A tendência no registro partidário é semelhante, com os republicanos ganhando terreno rapidamente em todo o país. Todos os estados-pêndulo com registro partidário —Arizona, Pensilvânia, Nevada e Carolina do Norte— provavelmente terão mais republicanos registrados do que democratas na próxima terça, mesmo que Kamala vença com o apoio das crescentes fileiras dos não filiados.
No contexto dos últimos 16 anos, essa é uma grande mudança. Os democratas chegaram à Casa Branca em 2008 com uma agenda ampla em áreas como saúde, clima, imigração e sindicatos. Embora tenham implementado grande parte dessas políticas, muitos eleitores ainda estão insatisfeitos com a situação do país.
Não fosse pelas desvantagens de Trump, os republicanos poderiam ter vencido de forma decisiva, como nas eleições de mudança de 1980 ou 2008, que mudaram o rumo da política americana.

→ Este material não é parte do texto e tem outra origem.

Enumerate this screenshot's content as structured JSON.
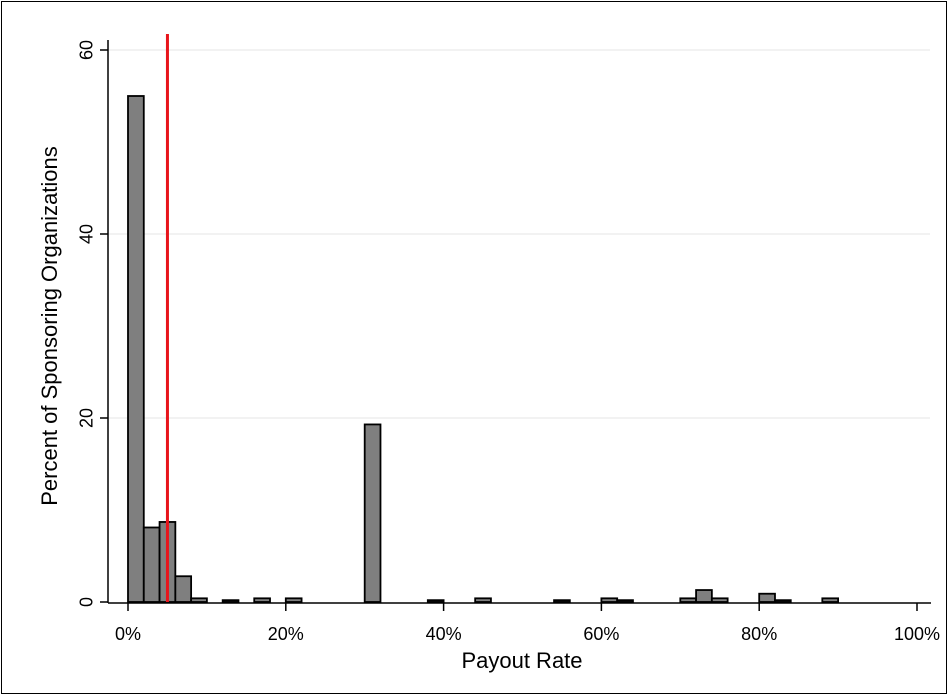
{
  "chart_data": {
    "type": "bar",
    "xlabel": "Payout Rate",
    "ylabel": "Percent of Sponsoring Organizations",
    "xlim": [
      0,
      100
    ],
    "ylim": [
      0,
      60
    ],
    "x_ticks": [
      0,
      20,
      40,
      60,
      80,
      100
    ],
    "x_tick_labels": [
      "0%",
      "20%",
      "40%",
      "60%",
      "80%",
      "100%"
    ],
    "y_ticks": [
      0,
      20,
      40,
      60
    ],
    "y_tick_labels": [
      "0",
      "20",
      "40",
      "60"
    ],
    "grid": true,
    "bin_width": 2,
    "bins": [
      {
        "start": 0,
        "value": 55.0
      },
      {
        "start": 2,
        "value": 8.1
      },
      {
        "start": 4,
        "value": 8.7
      },
      {
        "start": 6,
        "value": 2.8
      },
      {
        "start": 8,
        "value": 0.4
      },
      {
        "start": 12,
        "value": 0.2
      },
      {
        "start": 16,
        "value": 0.4
      },
      {
        "start": 20,
        "value": 0.4
      },
      {
        "start": 30,
        "value": 19.3
      },
      {
        "start": 38,
        "value": 0.2
      },
      {
        "start": 44,
        "value": 0.4
      },
      {
        "start": 54,
        "value": 0.2
      },
      {
        "start": 60,
        "value": 0.4
      },
      {
        "start": 62,
        "value": 0.2
      },
      {
        "start": 70,
        "value": 0.4
      },
      {
        "start": 72,
        "value": 1.3
      },
      {
        "start": 74,
        "value": 0.4
      },
      {
        "start": 80,
        "value": 0.9
      },
      {
        "start": 82,
        "value": 0.2
      },
      {
        "start": 88,
        "value": 0.4
      }
    ],
    "reference_line": {
      "x": 5,
      "color": "#e8141b"
    },
    "bar_fill": "#7f7f7f",
    "bar_stroke": "#000000"
  }
}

Trump ainda pode alcançar isso, mas seus desafios claramente tornam essa tarefa bem mais difícil.
Se Trump vencer, esta será a explicação mais provável, em vez de sua própria popularidade. Após um período de predominância democrata, a agitação durante e após a pandemia deixou muitos eleitores desiludidos com os democratas e relutantes em dar ao partido outra chance —apesar das sérias reservas sobre Trump.
Se ele perder, a razão será clara: sua conduta no 6 de Janeiro e a revogação de Roe pela Suprema Corte custaram-lhe uma eleição que poderia ter vencido. Nesse cenário, uma vitória de Kamala pode não significar um impulso para os progressistas. Curiosamente, é mais fácil imaginar um liberalismo fortalecido se Trump vencer e reacender o fervor anti-Trump mais uma vez.
Os democratas podem manter sua série de vitórias na terça-feira, mas quando os historiadores olharem para trás, podem concluir que a ascensão liberal já havia chegado ao fim.